It takes two to succeed.
When they tell her she's never going to see you again, you need to know that she'll break down.
You need to know that she'll fight too.
Your fighting will look angry and defiant, and maybe emotional at times but not even close to enough to trigger change.
Because a sociopath would be just as angry and defiant, and that's what they think you are.
The difference (you know) is that a sociopath is reacting like that because they're not going to get their way - whereas an empath is reacting like that because a true connection - which is what they value above all else in the universe - is being severed for utterly wrong reasons and they're being painted as a sociopath and there's nothing they can do change it themselves. They see the suffering for both their soulmate and themselves and are desperate to relieve it but can't, and it breaks the heart and shatters the soul in a hundred ways.
Anyhow, your breakdown is simply not enough.

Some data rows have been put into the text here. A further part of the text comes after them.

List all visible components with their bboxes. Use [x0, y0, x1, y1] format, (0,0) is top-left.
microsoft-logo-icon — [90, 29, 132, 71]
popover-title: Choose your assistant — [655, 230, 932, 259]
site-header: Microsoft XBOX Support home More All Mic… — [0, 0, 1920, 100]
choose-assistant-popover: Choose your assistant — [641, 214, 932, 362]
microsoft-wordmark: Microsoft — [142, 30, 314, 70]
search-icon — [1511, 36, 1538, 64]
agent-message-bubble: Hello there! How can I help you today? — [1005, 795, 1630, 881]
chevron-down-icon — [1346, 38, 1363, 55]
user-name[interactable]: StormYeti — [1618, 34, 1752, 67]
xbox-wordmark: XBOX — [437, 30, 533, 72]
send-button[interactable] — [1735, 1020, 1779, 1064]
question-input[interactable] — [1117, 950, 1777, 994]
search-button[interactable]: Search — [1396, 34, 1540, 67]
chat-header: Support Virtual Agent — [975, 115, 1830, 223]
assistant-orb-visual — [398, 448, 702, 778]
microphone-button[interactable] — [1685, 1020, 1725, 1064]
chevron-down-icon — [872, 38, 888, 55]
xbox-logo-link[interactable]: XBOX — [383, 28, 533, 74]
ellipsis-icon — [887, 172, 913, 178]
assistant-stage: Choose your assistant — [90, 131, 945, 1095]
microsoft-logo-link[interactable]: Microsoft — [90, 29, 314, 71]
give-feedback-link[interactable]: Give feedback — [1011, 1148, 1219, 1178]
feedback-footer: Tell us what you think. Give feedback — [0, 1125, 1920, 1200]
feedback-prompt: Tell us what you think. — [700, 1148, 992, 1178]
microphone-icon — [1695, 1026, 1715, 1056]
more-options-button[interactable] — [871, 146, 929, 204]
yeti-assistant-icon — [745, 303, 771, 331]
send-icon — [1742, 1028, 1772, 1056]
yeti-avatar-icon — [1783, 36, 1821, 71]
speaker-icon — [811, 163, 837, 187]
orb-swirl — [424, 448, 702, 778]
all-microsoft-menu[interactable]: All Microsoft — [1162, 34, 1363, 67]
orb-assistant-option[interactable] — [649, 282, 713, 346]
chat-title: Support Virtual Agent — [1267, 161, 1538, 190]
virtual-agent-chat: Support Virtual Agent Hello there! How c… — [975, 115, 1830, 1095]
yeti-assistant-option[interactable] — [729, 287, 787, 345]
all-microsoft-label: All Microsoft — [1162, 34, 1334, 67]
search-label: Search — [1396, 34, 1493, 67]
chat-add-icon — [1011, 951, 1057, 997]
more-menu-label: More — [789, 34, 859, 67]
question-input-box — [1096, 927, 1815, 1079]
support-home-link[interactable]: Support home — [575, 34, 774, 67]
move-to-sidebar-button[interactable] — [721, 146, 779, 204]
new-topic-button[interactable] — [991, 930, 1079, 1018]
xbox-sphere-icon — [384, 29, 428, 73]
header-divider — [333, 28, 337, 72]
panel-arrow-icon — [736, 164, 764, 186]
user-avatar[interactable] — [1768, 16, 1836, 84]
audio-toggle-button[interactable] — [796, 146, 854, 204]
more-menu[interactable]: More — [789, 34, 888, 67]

But if SHE breaks down and says she loves you too and begs and pleads and has the same reaction but charged with more "feminine" emotion, that tells them your feelings are in sync - something that can only be demonstrated, not proven with any logic no matter how correct it is - then that's when they will start to see what they're doing from a different perspective.
The perspective will be of an outsider to this inexplicable thing; whereas before, YOU were the outsider. Now, both you and SHE are the outsiders and therefore, from both of your perspectives: THEY are.
If this happens and yet the new perspective falls to willful ignorance, that's something of a mortal sin.
However, if this doesn't happen: that there wasn't enough there to justify the continuation of the thing in spite of the apparent social consequences is not a "wrong" position to take.
Not allowing her to know in the first place is just abuse though.